Equally, this dog may be placid because he has hypothyroidism, or it may have dental disease because it is diabetic. But, I suspect if annual health screenings was even suggested to this owner, because of her pre-conceived ideas of "healthy", the vet would be accused of over-servicing.
Failing to diagnose such conditions, or failing to recommend diagnostic tests has been argued in the courts to be negligence. Welcome to the veterinary version of Catch 22 - you're damned if you do, and you're damned if you don't!
There is a saying my old Prof used to say "you miss more for not looking, than not knowing"... and this statement I remember whenever I see another skin case, or another coughing dog, or the "aint doing well dog".

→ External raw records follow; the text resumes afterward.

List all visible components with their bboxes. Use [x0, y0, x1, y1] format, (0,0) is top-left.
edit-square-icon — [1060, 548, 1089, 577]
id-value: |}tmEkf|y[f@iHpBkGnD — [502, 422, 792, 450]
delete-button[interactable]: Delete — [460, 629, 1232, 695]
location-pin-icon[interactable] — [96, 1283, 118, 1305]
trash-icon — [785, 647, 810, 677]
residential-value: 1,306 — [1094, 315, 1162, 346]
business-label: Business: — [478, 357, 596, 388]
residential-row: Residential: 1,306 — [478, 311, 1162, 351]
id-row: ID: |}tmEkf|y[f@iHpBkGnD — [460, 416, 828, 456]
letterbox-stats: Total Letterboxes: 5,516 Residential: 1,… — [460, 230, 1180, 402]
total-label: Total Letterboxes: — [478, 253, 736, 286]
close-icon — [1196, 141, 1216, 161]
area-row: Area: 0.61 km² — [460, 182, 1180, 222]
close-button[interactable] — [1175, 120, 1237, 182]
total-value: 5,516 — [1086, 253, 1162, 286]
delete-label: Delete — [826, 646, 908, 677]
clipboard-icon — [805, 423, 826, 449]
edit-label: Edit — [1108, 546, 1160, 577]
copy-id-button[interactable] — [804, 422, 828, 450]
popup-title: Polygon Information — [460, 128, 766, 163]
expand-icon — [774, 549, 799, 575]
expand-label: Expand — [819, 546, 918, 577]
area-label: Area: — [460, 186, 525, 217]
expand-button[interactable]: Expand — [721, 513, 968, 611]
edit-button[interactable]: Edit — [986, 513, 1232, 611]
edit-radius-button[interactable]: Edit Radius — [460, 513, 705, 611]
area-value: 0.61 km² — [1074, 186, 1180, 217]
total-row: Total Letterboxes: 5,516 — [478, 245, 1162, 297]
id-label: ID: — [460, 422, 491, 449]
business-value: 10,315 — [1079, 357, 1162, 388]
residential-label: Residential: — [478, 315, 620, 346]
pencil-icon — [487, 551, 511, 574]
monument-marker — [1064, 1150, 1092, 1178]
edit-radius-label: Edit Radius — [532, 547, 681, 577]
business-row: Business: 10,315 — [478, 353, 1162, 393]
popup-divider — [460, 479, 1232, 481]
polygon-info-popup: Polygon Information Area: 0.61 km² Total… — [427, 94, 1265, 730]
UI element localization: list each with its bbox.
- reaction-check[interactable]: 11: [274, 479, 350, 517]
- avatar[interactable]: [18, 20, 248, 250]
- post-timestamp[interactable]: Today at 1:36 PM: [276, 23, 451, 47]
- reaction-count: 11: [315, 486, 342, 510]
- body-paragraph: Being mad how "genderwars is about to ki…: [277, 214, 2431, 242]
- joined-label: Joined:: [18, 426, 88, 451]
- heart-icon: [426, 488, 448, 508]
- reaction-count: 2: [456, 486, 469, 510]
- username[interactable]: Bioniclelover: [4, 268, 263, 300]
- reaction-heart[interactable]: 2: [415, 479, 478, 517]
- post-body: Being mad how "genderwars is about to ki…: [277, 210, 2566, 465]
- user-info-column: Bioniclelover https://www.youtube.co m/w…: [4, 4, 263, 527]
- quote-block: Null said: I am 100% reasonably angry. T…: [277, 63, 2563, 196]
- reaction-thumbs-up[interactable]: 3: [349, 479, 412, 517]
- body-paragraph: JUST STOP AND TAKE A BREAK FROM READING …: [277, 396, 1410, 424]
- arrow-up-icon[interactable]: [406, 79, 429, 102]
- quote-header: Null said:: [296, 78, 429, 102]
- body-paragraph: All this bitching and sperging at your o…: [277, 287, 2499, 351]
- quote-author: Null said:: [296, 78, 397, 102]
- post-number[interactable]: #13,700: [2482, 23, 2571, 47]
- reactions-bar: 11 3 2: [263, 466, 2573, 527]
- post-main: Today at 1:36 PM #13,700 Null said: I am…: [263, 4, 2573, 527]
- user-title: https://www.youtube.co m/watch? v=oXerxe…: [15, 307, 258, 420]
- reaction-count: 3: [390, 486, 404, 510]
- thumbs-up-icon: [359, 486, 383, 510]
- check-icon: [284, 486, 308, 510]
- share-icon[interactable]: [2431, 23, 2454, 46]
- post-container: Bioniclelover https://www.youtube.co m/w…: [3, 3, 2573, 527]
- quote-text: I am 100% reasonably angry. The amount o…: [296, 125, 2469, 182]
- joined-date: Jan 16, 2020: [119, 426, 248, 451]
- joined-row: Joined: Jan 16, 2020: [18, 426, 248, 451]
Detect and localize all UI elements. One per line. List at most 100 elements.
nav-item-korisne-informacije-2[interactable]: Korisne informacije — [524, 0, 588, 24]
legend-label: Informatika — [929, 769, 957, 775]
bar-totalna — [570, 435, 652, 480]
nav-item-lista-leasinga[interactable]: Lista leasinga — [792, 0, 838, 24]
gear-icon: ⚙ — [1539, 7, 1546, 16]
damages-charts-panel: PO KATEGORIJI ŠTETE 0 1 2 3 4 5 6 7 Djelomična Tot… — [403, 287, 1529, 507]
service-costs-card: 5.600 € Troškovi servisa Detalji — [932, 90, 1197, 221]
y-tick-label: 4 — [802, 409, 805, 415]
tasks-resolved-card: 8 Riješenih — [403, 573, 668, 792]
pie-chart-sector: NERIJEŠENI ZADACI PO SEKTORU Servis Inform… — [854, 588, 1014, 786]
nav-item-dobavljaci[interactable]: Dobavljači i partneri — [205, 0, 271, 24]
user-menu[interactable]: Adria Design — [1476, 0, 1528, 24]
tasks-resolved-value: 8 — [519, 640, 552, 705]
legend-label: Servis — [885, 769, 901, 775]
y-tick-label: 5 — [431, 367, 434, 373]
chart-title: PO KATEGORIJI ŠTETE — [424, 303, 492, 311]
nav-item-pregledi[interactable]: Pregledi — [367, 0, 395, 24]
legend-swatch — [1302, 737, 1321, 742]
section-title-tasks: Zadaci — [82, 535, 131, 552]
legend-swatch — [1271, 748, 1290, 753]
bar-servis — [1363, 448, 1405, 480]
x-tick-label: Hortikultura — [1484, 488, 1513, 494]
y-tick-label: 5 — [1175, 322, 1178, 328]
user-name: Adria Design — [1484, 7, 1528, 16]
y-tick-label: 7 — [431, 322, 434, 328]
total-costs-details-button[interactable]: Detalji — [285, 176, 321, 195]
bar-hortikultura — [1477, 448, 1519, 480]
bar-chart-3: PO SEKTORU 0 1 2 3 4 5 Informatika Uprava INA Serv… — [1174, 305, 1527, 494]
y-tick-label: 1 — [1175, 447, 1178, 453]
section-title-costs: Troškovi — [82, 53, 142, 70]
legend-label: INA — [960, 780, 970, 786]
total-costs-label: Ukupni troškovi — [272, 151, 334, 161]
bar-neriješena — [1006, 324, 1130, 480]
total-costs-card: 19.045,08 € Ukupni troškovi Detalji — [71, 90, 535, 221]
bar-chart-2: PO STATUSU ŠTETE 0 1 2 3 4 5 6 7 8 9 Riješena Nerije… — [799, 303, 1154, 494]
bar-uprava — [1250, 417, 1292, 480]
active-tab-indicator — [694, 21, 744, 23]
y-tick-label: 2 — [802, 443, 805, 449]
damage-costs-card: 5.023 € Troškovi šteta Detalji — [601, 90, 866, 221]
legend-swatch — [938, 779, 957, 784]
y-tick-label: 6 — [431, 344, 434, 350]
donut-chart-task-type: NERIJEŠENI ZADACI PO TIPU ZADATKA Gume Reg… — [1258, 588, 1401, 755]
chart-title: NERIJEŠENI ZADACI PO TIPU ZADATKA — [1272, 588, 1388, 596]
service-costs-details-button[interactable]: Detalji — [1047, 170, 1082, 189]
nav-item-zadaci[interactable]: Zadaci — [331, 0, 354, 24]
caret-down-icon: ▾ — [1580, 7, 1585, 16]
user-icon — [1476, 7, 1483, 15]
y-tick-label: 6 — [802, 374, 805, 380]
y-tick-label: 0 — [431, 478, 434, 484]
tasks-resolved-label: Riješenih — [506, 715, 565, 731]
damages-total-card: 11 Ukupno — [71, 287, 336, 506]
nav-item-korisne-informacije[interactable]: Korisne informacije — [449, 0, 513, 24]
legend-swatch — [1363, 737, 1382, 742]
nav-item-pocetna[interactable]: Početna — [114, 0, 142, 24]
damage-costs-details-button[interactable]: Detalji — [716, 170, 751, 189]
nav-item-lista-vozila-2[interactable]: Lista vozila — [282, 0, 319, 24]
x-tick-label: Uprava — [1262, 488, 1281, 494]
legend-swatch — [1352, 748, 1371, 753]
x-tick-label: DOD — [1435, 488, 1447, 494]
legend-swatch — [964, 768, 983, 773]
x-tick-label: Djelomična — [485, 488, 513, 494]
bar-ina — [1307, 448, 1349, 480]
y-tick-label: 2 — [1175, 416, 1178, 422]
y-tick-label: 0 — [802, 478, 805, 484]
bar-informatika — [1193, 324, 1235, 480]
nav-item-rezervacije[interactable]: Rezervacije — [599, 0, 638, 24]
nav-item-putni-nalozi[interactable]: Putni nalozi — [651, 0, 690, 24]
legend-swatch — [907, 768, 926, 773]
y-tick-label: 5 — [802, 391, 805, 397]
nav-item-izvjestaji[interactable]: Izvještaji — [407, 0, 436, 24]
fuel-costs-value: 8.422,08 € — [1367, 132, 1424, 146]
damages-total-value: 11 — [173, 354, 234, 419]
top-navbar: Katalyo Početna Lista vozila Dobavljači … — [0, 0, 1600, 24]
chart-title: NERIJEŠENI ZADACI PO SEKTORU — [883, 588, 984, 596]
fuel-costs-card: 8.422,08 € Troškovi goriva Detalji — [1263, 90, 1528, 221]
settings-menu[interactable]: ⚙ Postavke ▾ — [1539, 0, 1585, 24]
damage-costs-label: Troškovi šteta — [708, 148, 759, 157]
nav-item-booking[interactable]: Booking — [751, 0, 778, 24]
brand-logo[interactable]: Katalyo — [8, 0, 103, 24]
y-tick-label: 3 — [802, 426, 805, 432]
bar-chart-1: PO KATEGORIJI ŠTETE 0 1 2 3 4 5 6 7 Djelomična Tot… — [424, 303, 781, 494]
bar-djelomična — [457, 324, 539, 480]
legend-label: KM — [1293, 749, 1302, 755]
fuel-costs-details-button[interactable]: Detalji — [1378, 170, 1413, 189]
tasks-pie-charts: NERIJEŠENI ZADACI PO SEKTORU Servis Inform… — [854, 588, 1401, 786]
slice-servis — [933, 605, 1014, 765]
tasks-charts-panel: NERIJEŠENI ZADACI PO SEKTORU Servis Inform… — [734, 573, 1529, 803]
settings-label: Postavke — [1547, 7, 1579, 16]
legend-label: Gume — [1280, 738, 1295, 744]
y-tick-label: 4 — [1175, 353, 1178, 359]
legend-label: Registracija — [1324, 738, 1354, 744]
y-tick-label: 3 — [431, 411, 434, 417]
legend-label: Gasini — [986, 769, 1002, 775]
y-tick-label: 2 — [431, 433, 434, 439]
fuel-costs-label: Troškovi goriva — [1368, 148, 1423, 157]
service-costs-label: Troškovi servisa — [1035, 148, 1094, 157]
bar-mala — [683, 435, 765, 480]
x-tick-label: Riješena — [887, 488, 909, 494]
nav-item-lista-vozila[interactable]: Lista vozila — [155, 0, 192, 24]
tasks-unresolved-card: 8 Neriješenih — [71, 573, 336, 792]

If the opinion article which has sparked these musings is of any reflection of community sentiments (as it claims to be), then it appears vets will miss a lot of diagnoses. Our pets will not receive the treatment they deserve, and we will be back to practicing veterinary medicine from the 1930's, where the lifespan of dogs was 7 years, but they had plaque scraped off in the consultation room. After all, in the view of this minority, to perform oral cavity assessments and treatments to 21st century standard, is "scalping" the client.
If that is what the community wants, then, sadly, veterinary work will be part of my "past experiences" rather than current vocation. No matter how much I love to read James Herriot, I certainly do not want to practice 1930's veterinary medicine.
At the end of the day, I am thankful that the original newspaper opinion which prompted this musings is just that, one persons opinion, and that, overall, it is the opinion of a noisy minority.
But minority's are able to inflict harm -we can say "sticks and stone may break my bones but words will never hurt me", but we know that public words and opinions do hurt - and it can kill - as it did Charlotte Dawson, and as it did my colleague, Shirley Koshi in the US this past weekend. They never knew each other, or even of each other's existence, but both died on the same weekend, and both as a result of ongoing negative opinion and cyber bullying which they had endured for years, until it became too much for both of them.
It is with compassion and hope in my heart when I say - enough is enough! Let us start showing some kindness to each other, and trust that we are all working towards the same goal, which is the ultimate great health of the pet that is in front of us.
I am Dr Liz, the mad vet from Bellambi Lane. For Happy, healthy pets... always.